Ada
apa dengan lautan?
Mengapa
begitu banyak yang ingin berteriak tanpa mendengarkan kembali gema suara yang
tertelan buih-buih ombak.
Ada
apa dengan lautan?
Pernahkah
terpikir bahwa apa-apa yang kita keluarkan, kelak akan terpantul dan mengenai
diri kita? Pun dengan sebuah teriakan di depan laut atau samudera.
Aku
kira, teriakan akan menghancurkan ketampanan dan kecantikan.
Ada
apa dengan berteriak di tepi lautan?
Adakah
ia cukup mampu membuang penat yang lama bercokol di tempurung kepala lalu
seketika mendinginkan pedalaman jiwa.
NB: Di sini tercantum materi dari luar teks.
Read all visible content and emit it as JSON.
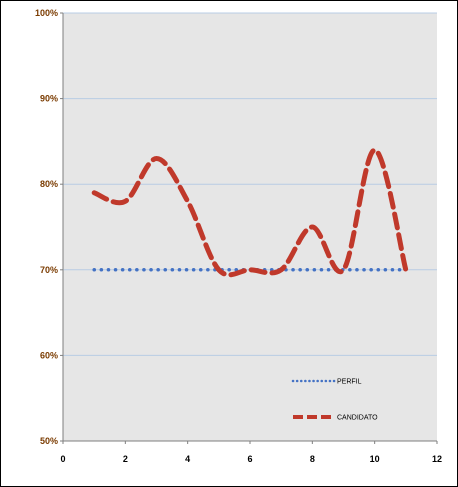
{
  "chart_data": {
    "type": "line",
    "x_ticks": [
      "0",
      "2",
      "4",
      "6",
      "8",
      "10",
      "12"
    ],
    "y_ticks": [
      "50%",
      "60%",
      "70%",
      "80%",
      "90%",
      "100%"
    ],
    "xlim": [
      0,
      12
    ],
    "ylim": [
      50,
      100
    ],
    "grid": "horizontal",
    "legend_position": "bottom-right",
    "plot_background": "#e6e6e6",
    "gridline_color": "#b8cce4",
    "series": [
      {
        "name": "PERFIL",
        "style": "dotted",
        "color": "#4472c4",
        "x": [
          1,
          2,
          3,
          4,
          5,
          6,
          7,
          8,
          9,
          10,
          11
        ],
        "y": [
          70,
          70,
          70,
          70,
          70,
          70,
          70,
          70,
          70,
          70,
          70
        ]
      },
      {
        "name": "CANDIDATO",
        "style": "dashed",
        "color": "#c0392b",
        "x": [
          1,
          2,
          3,
          4,
          5,
          6,
          7,
          8,
          9,
          10,
          11
        ],
        "y": [
          79,
          78,
          83,
          78,
          70,
          70,
          70,
          75,
          70,
          84,
          70
        ]
      }
    ]
  }
}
Atau malah teriakan itu hanya akan
menjadi sia-sia tertelan gemuruh ribut lautan.
Bukankah
menikmatinya saat semburat matahari jingga membaur pada kaki langit, lalu angin
sore mengusap-usap pipi, akan jauh lebih membuat pedalaman lebih tenang?
Ingatlah,
jiwa manusia tak sekasar seperti yang acapkali terlihat lewat tingkah kita
Jiwa
manusia sangat halus, bukankah Tuhan telah menjadikan fitrah manusia begitu?
Lalu
mengapa mesti dikeras-keraskan?
Mari,
duduklah tenang di atas pasir pantai. Tanpa soft
drink juga asap rokok yang mengepul. Tarik napasmu pelan-pelan, lalu
hembuskan, rasakan darah mengalir ke sekujur tubuhmu. Kemudian, mintalah ampun
atas semua cobaan dan ujian yang mendera. Sebab ujian dan cobaan hanya memiliki
dua sisi kemungkinan, jika bukan untuk menguji keimananmu, maka pasti untuk
menegurmu. Setidaknya, dua hal tersebut mutlak dibutuhkan manusia untuk
membaikkan hidup, bukan?
Bisikkan pelan-pelan : kau, bisa! Kau bisa
melewatinya!
Setelah
itu, lihatlah apa yang terjadi dengan dirimu.